Copy, paste, and undo can now be performed using three-finger gestures, with three-finger pinch to copy, three-finger spread to paste, and three-finger swipe to undo, available for first-party and third-party apps.
The iPadOS home screen now supports persistent widgets, similar to widgets on Android tablets since Android 3.0 (Honeycomb), as well as split-screen, also previously available on Android.
iPadOS also brings improvements to the Files app, adding a column view similar to Finder on Mac OS. Support for SMB shares, as well as USB drives and SD cards are now supported in Files, making it possible to plug in to an iPad directly without needing third-party program or intermediary Mac for file management.
A feature called Sidecar allows users to extend their Mac OS desktop onto the iPad as a second display, or mirror content between both displays.
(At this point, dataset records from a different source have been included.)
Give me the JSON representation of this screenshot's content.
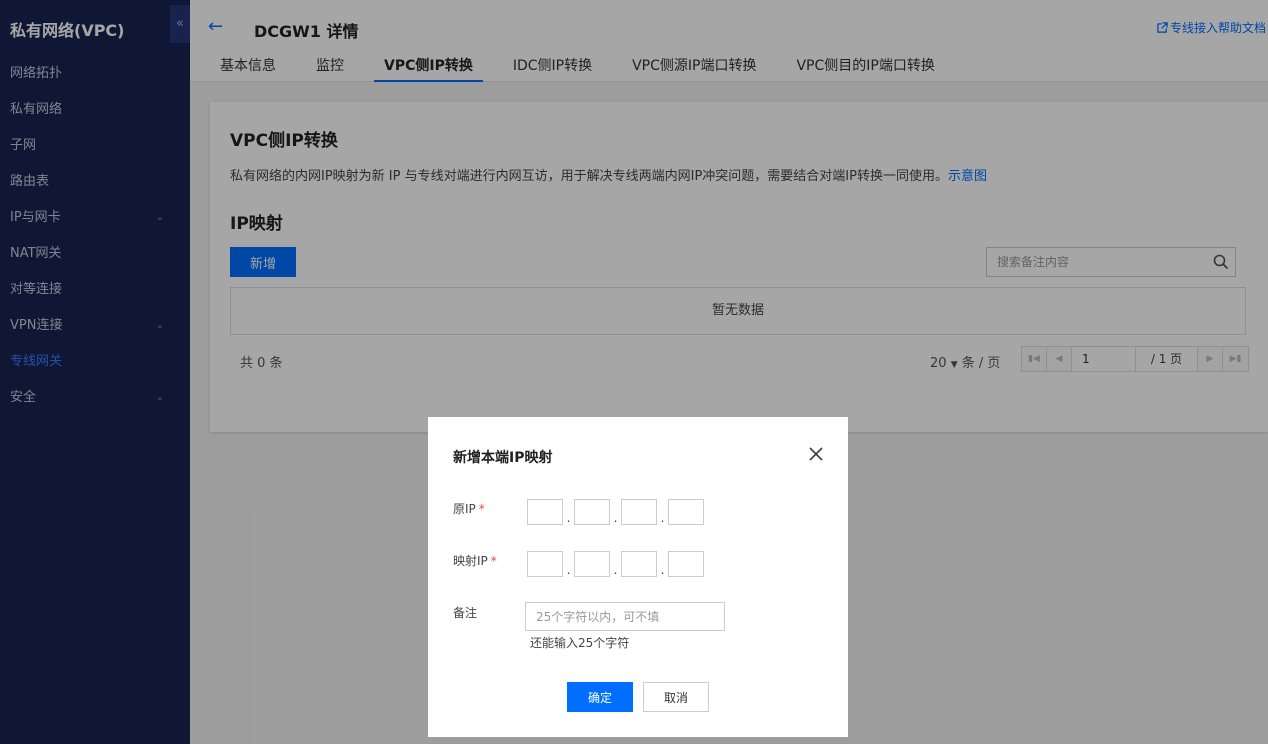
{
  "sidebar": {
    "title": "私有网络(VPC)",
    "collapse_glyph": "«",
    "items": [
      {
        "label": "网络拓扑"
      },
      {
        "label": "私有网络"
      },
      {
        "label": "子网"
      },
      {
        "label": "路由表"
      },
      {
        "label": "IP与网卡",
        "expandable": true
      },
      {
        "label": "NAT网关"
      },
      {
        "label": "对等连接"
      },
      {
        "label": "VPN连接",
        "expandable": true
      },
      {
        "label": "专线网关",
        "active": true
      },
      {
        "label": "安全",
        "expandable": true
      }
    ]
  },
  "header": {
    "back_glyph": "←",
    "title": "DCGW1 详情",
    "help_link": "专线接入帮助文档",
    "tabs": [
      {
        "label": "基本信息"
      },
      {
        "label": "监控"
      },
      {
        "label": "VPC侧IP转换",
        "active": true
      },
      {
        "label": "IDC侧IP转换"
      },
      {
        "label": "VPC侧源IP端口转换"
      },
      {
        "label": "VPC侧目的IP端口转换"
      }
    ]
  },
  "panel": {
    "title": "VPC侧IP转换",
    "description": "私有网络的内网IP映射为新 IP 与专线对端进行内网互访，用于解决专线两端内网IP冲突问题，需要结合对端IP转换一同使用。",
    "diagram_link": "示意图",
    "section_title": "IP映射",
    "add_button": "新增",
    "search_placeholder": "搜索备注内容",
    "empty_text": "暂无数据",
    "total_text": "共 0 条",
    "page_size_value": "20",
    "page_size_suffix": "条 / 页",
    "current_page": "1",
    "total_pages_text": "/ 1 页"
  },
  "modal": {
    "title": "新增本端IP映射",
    "source_ip_label": "原IP",
    "mapped_ip_label": "映射IP",
    "required_mark": "*",
    "note_label": "备注",
    "note_placeholder": "25个字符以内，可不填",
    "note_hint": "还能输入25个字符",
    "confirm_button": "确定",
    "cancel_button": "取消"
  },
  "colors": {
    "sidebar_bg": "#182450",
    "primary": "#006eff",
    "active_nav": "#3d7bff",
    "required": "#e54545"
  },
  "icons": {
    "back": "arrow-left-icon",
    "help": "external-link-icon",
    "search": "search-icon",
    "close": "close-icon",
    "expand": "chevron-down-icon",
    "collapse": "double-chevron-left-icon"
  }
}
Sidecar also allows users to use Apple Pencil input on the iPad seamlessly, and can be used via a wired connection, or within 10 meters wirelessly.
How is iPadOS different from iOS?
iPadOS is tailored to the larger screen and multi-finger gestures made possible with the larger screen, as well as improved support for the Apple Pencil, lowering latency from 20ms to 9ms.
iPadOS also brings 30 new keyboard shortcuts.
What devices can use iPadOS?
iPadOS is coming to the 12.9″, 11″, 10.5″, and 9.7″ iPad Pro, the 5th and 6th generation iPad, the 4th and 5th generation iPad mini, and 2nd and 3rd generation iPad Air.
When will iPadOS be available?
Announced at Apple WWDC 2019, a developer preview of iPadOS is available starting Monday, June 3, 2019 for registered Apple developers.
How do I get iPadOS?
iPad models compatible with iPadOS will receive a system update in Autumn 2019, when the update reaches general availability.